# Copyrights on your Photos in 10 easy steps



## Sk8man (Oct 14, 2004)

Copyrights on your Photos in 10 easy steps

Hello all. This tip will show you how to place your own signature/copyrights on your photos. So here we go:

*Step No.1*
Create a new file using the File>New menu or the Ctrl+N keys combination and enter the next specs:







*Step No.2*
Use the Text Tool [T] in order to write your name/nick/company etc.






*Step No.3*
Next we need to Rasterize the the layer in order to add the Copyright icon.






*Step No.4*
Now we'll add the copyright symbol (a circle with the letter _c_ in it).






*Step No.5*
In order to make the copyright symbol fill with pixels we go and choose the option Fill Pixels.






*Step No.6*
The next step is to choose the copyright symbol, it's located a little to the right where we just clicked.






*Step No.7*
What we do now is draw the symbol to the left of your name. I suggest using the Shift key to make the symbol perfect circle.






*Step No.8*
The next step is to set the preset to a brush. Go to Define Brush Preset in the Edit menu.






*Step No.9*
Now the Copyright line is ready to use from the brush tool.






*Step No.10*
What's left to do is choose your favorite color and the size of the brush by using the slider or the [ and ] key and place it wherever you wish.






*Hope you like this tutorial. HAVE FUN ! ! !
For any additional questions or problems during trying this tutorial, contact me.

All rights reserved to Pavel Sporish® aka Sk8man®* :idea:


----------



## voodoocat (Oct 14, 2004)

That's a watermark... not a copyright.


----------



## Sk8man (Oct 14, 2004)

it IS a copyright... not a watermark.


----------



## green (Oct 15, 2004)

its a watermark of a copyright symbol.  you don't really need it to copyright your work.  As the person who took the picture you own the copyright as soon as you take it.  The sad thing is that copyright is such a pathetic law...  because its self enforced, unless you actually see someone else using your work, no one is going to do anything about it.  and even if you DO see someone use it, its up to you to take them to court.


----------



## MDowdey (Oct 15, 2004)

great tutorial though!! thanks !!


md


----------



## voodoocat (Oct 15, 2004)

green said:
			
		

> its a watermark of a copyright symbol.  you don't really need it to copyright your work.  As the person who took the picture you own the copyright as soon as you take it.  The sad thing is that copyright is such a pathetic law...  because its self enforced, unless you actually see someone else using your work, no one is going to do anything about it.  and even if you DO see someone use it, its up to you to take them to court.

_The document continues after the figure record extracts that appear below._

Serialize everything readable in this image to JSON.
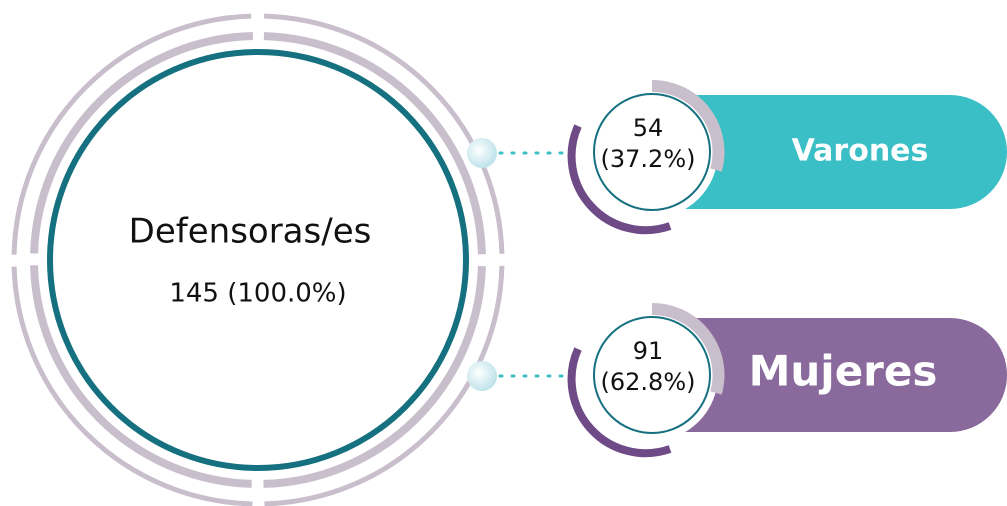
{
  "total": {
    "label": "Defensoras/es",
    "value": "145 (100.0%)"
  },
  "groups": [
    {
      "count": "54",
      "percent": "(37.2%)",
      "label": "Varones"
    },
    {
      "count": "91",
      "percent": "(62.8%)",
      "label": "Mujeres"
    }
  ]
}
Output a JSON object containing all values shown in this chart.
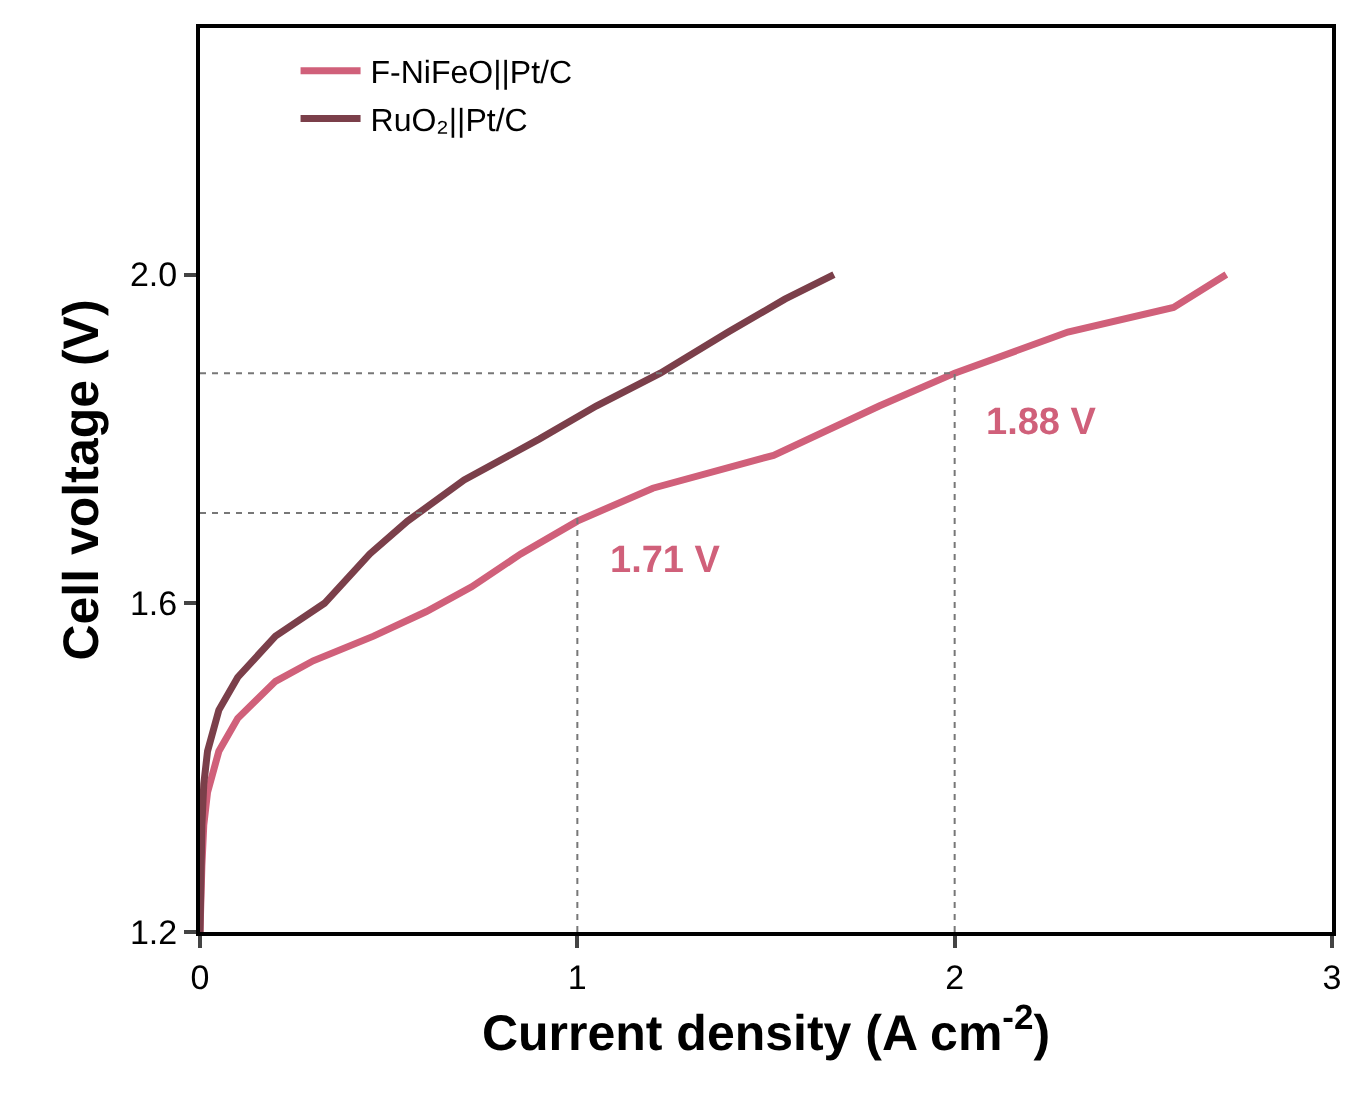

exactly.  If you own the negative or original file, you own the image and you would win in a lawsuit.  But a copyright is something you would register for.  Simply putting text on your image with the copyright symbol does not make a copyright.


----------



## Sk8man (Oct 15, 2004)

guys, it's a tutorial. i just wanted to help the guys who asked this question many times.


----------



## voodoocat (Oct 15, 2004)

Don't get defensive. I'm just trying to inform folks of the truth.  

Thanks for the tutorial.


----------



## nomav6 (Oct 23, 2004)

I agree that its not with the other guys but having the watermark on there is good thing to have, so thinks for the tutorial.


----------



## Jeli (Nov 14, 2004)

Actually, they changed the law a while ago (in the 80's I think), that you no longer have to apply for a copyright.  The moment you create something, whether written, art, music, or whatever, you instantly own the copyright to it.  You are not required in any way to apply for one anymore, which you had to do a while ago.  In a copyright dispute, you just have to prove that you are the original creator.  Copyright logos are also in now way required, but are more so to enforce that you own the image.


----------



## spicychicken (Nov 15, 2004)

if you're really serious, i remember hearing this neat thing a long time ago..

anything you want definite proof of either being yours or you having created it first (in the sense of inventions anyway) you can mail yourself the print, layout, etc and don't open it when you receive it.  the stamps and official post office marks they put on the envelope make it legally legit


----------



## green (Nov 17, 2004)

unfortunately thats not difinitive either.  lots of authors used it to "protect" manuscripts...  but if you think of how easy it is to steam open an envelope and put anything in it...


----------



## hobbes28 (Nov 17, 2004)

That's why you send it certified and write the address and put the certified sticker on the backside of the sealed envelope.  In some states, that will hold in court.


----------



## green (Nov 17, 2004)

in order to do that you'd really need to put a seal over all of the flaps of the envelope.  since copyright is such a suggestive law, provided you had a sealed envelope and someone else didn't, they'd likely rule in your favour...  but its not a guarantee.  I wouldn't recommend relying on it.  prove your first use, own the original or RAW file, or negative.  those are a lot harder to copy.


----------



## canonrebel (Nov 21, 2004)

Need help with your tute....

In Step #6, I cannot find the drop-down dialog box for "SHAPES" where the copyright symbol resides in your example.  I'm using PS CS.

Thanks


----------



## Peldor (Dec 6, 2004)

canonrebel said:
			
		

> Need help with your tute....
> 
> In Step #6, I cannot find the drop-down dialog box for "SHAPES" where the copyright symbol resides in your example.  I'm using PS CS.
> 
> Thanks



hope this helps...


----------



## canonrebel (Dec 6, 2004)

ThanX :cheers:  :cheer:


----------